Search code examples
rstrsplitcsplit

Split string into multiple rows by capital letters with cSplit


I have survey data. Some questions allowed for multiple answers. In my data, the different answers are separated by a comma. I want to add a new row in the dataframe for each choice. So I have something like this:

survey$q1 <- c("I like this", "I like that", "I like this, but not much",
 "I like that, but not much", "I like this,I like that", 
"I like this, but not much,I like that")

If commas were only there to divide the multiple choices I'd use:

survey <- cSplit(survey, "q1", ",", direction = "long")

and get the desired result. Given some commas are part of the answer, I tried using comma followed by capital letter as a divider:

survey <- cSplit(survey, "q1", ",(?=[A-Z])", direction = "long")
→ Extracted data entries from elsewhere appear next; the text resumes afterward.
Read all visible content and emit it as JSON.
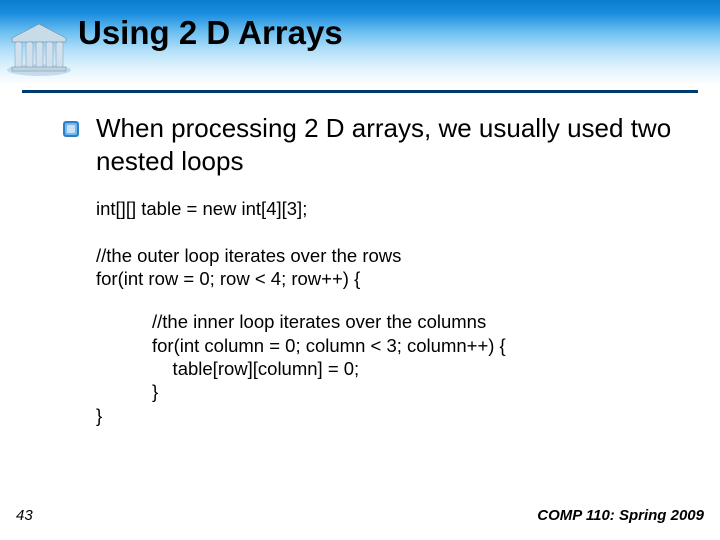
{
  "slide": {
    "title": "Using 2 D Arrays",
    "bullet_text": "When processing 2 D arrays, we usually used two nested loops",
    "code": {
      "decl": "int[][] table = new int[4][3];",
      "outer_comment": "//the outer loop iterates over the rows",
      "outer_for": "for(int row = 0; row < 4; row++) {",
      "inner_comment": "//the inner loop iterates over the columns",
      "inner_for": "for(int column = 0; column < 3; column++) {",
      "inner_body": "    table[row][column] = 0;",
      "inner_close": "}",
      "outer_close": "}"
    },
    "number": "43",
    "footer": "COMP 110: Spring 2009"
  }
}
But for some reason it does not work. It does not give any error, but it does not split strings and also it removes some rows from the dataframe. I then tried using strsplit:

strsplit(survey$1, ",(?=[A-Z])", perl=T)

which works in splitting it correctly, but I'm not able to implement it so that each sentence becomes a different row of the same column, like cSplit does. The required output is:

survey$q1
[1] "I like this"
[2] "I like that"
[3] "I like this, but not much"
[4] "I like that, but not much"
[5] "I like this"
[6] "I like that"
[7] "I like this, but not much"
[8] "I like that"

Is there a way I can get it using one of the 2 methods? Thank you


Solution

  • An option with separate_rows

    library(dplyr)
    library(tidyr)
    survey %>% 
       separate_rows(q1, sep=",(?=[A-Z])")
    #                       q1
    #1               I like this
    #2               I like that
    #3 I like this, but not much
    #4 I like that, but not much
    #5               I like this
    #6               I like that
    #7 I like this, but not much
    #8               I like that
    

    With cSplit, there is an argument fixed which is TRUE by default, but if we use fixed = FALSE, it may fail. May be because it is not optimized for PCRE regex expressions

    library(splitstackshape)
    cSplit(survey, "q1", ",(?=[A-Z])", direction = "long", fixed = FALSE)
    

    Error in strsplit(indt[[splitCols[x]]], split = sep[x], fixed = fixed) : invalid regular expression ',(?=[A-Z])', reason 'Invalid regexp'

    One option to bypass it would be to modify the column with a function (sub/gsub) that can take PCRE regex to change the sep and then use cSplit on that sep

    cSplit(transform(survey, q1 = sub(",(?=[A-Z])", ":", q1, perl = TRUE)), 
             "q1", sep=":", direction = "long")
    #                        q1
    #1:               I like this
    #2:               I like that
    #3: I like this, but not much
    #4: I like that, but not much
    #5:               I like this
    #6:               I like that
    #7: I like this, but not much
    #8:               I like that
    

    data

    survey <- structure(list(q1 = c("I like this", "I like that", "I like this, but not much", 
    "I like that, but not much", "I like this,I like that", "I like this, but not much,I like that"
    )), class = "data.frame", row.names = c(NA, -6L))